Hottest temp: +36 with humidex
Coldest temp: +7
Longest day on the bike: 150 km from Fort Frances to Atikokan
Shortest day on the bike: 80 km from Pancake Bay to Sault
Best donuts: Superior Home Baking in Sault
Best coffee: Velorution Bike Shop in Sault (and its FREE)
Best beer: Probably Sleeping Giant Brewing in Thunder Bay (sorry Outspoken Brewing)

BAD impressions (the whine section):
Hills hills hills. Every day in Northern Ontario was up and down. It was at its worst going around Lake Superior, where you tend to have flat sections that never exceed 2 km between successive hills.
Wind. The wind never stops blowing in Northern Ontario, and while it drifts around a lot and you occasionaly get a tailwind, it is more often than not a headwind.
The rain. Actually not that bad. It rained nearly every day but rarely while I was on the bike.
The remoteness. Towns are very far apart with large stretches of barren wilderness between them. Staying on top of water and food was difficult and you rarely have the option to do longer days unless you are willing to do wild camping or go 180 km in a single day.
The roads. Even worse than Manitoba, the shoulder is only about 8 inches wide on average and generally in terrible shape. Crumbling asphalt, potholes, or disappearing shoulders abound. Pretty sad when you consider that I spent most of my time in Northern Ontario on the Trans Canada (the main highway in Canada).
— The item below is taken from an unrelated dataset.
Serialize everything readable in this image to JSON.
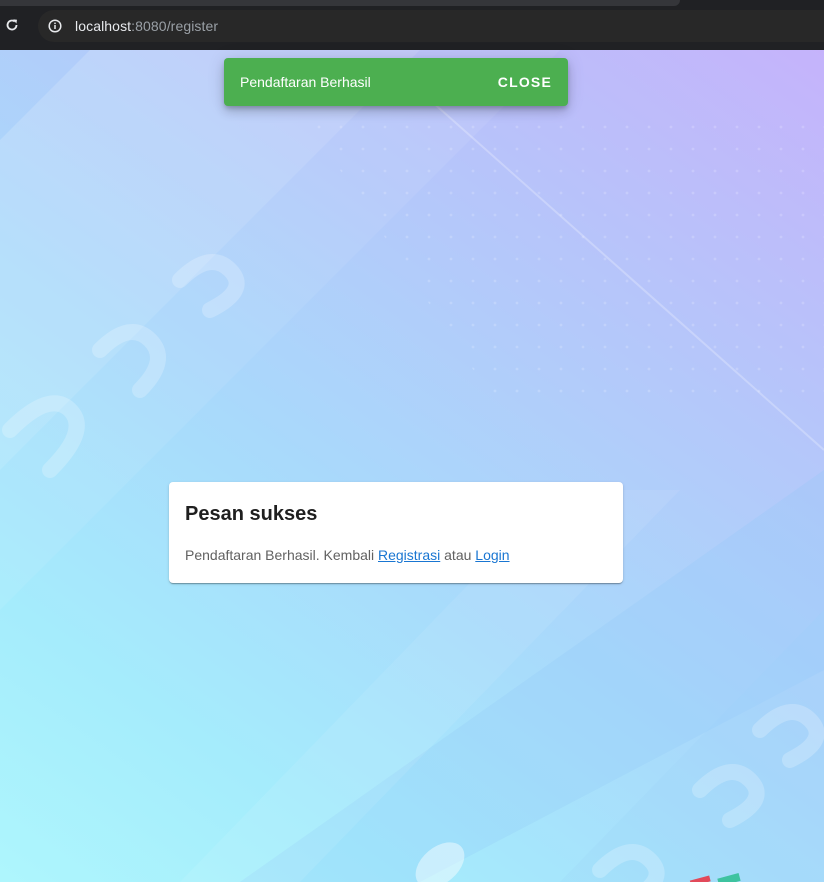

The silver linings (good stuff):
Haven Hostel in Thunder Bay. Reasonable rates, cool atmosphere and a great conti brekkie.
Free camping on the beach at Terrace Bay. One of the most amazing spots I've ever pitched my tent.
Most things in Sault Ste Marie. Velorution, Superior Home Baking, the Independent Grocery, Outspoken Brewing. I had a great time in the Soo.
Lots of visitor centers with great staff.
And of course, the other two members of Camp Cyclist, Guy and Risto. Aside from making the trip around Superior less expensive, you two made it more fun and more bearable to know someone else was out there on the road with me.
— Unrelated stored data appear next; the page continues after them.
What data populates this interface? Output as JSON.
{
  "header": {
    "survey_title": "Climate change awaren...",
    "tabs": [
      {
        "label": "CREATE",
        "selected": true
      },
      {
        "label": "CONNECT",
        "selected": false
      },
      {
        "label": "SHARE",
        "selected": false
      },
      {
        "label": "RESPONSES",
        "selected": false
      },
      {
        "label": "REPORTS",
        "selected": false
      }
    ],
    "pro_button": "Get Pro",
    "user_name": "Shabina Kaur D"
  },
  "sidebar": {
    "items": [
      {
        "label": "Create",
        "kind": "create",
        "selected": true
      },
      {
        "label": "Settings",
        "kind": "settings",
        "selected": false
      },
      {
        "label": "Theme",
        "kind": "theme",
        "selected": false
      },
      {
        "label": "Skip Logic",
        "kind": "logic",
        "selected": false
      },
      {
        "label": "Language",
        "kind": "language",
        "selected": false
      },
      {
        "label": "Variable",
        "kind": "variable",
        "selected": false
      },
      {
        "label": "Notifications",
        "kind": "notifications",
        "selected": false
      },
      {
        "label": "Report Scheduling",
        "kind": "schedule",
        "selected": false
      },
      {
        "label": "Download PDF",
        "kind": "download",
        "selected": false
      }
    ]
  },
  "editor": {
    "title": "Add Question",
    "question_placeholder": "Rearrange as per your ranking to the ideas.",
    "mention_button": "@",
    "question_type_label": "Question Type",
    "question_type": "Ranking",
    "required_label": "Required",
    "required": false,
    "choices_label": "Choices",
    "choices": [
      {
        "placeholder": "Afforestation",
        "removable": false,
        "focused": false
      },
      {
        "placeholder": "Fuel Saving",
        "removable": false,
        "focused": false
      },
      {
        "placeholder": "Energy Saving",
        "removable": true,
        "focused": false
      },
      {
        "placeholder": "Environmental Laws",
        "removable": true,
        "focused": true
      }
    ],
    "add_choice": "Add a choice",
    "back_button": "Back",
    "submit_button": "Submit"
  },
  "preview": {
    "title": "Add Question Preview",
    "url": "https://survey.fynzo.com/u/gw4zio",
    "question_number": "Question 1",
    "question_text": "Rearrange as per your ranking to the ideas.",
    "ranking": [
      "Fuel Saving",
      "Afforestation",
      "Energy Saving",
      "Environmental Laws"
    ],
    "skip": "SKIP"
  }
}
Overall impression: Sucked a lot. Unfortunately you have to do it on a cross Canada ride unless you dip down into Minnesota and Michigan. The experience could be vastly improved by upgrades to the Trans Canada Highway shoulder and I intend to petition the governments of Canada and Ontario to make this happen.
Camping is either free or amazingly expensive. Avoid Provincial Parks as much as possible, as they are not only the most expensive (40$/night, no services), but also are often under boil water advisories. Get your shit together Ontario.
Advise travel with buddies, as it will save you a lot of money, and is also a major boost to morale when you have someone to complain to every night.
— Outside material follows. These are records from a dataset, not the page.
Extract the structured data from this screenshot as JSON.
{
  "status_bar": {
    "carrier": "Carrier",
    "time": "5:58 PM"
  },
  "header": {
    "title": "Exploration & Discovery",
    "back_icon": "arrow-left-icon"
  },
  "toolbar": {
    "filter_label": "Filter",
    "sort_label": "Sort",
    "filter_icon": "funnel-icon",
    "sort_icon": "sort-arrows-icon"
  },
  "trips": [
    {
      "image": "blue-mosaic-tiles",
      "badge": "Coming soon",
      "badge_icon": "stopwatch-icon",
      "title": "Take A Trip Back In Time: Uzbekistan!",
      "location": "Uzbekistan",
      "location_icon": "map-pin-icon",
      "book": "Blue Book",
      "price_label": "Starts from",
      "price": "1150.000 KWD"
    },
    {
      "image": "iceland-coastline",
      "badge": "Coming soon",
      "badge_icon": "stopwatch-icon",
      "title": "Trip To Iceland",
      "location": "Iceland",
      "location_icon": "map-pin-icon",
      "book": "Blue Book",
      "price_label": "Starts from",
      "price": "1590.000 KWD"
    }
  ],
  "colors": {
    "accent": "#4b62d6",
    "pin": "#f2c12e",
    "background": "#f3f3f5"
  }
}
The average day's roller coaster
An unusually wide and smooth shoulder outside Nipigon

1 comment:

  1. Oh my....I am following your journey as I did the same one last year. Much to my surprise Northern Ontario was my favourite part of the trip! Of course we went 41 days with no rain -- from Vancouver to Spragge in southern Ontario it was dry during the day. You are having an amazing journey (I hope)!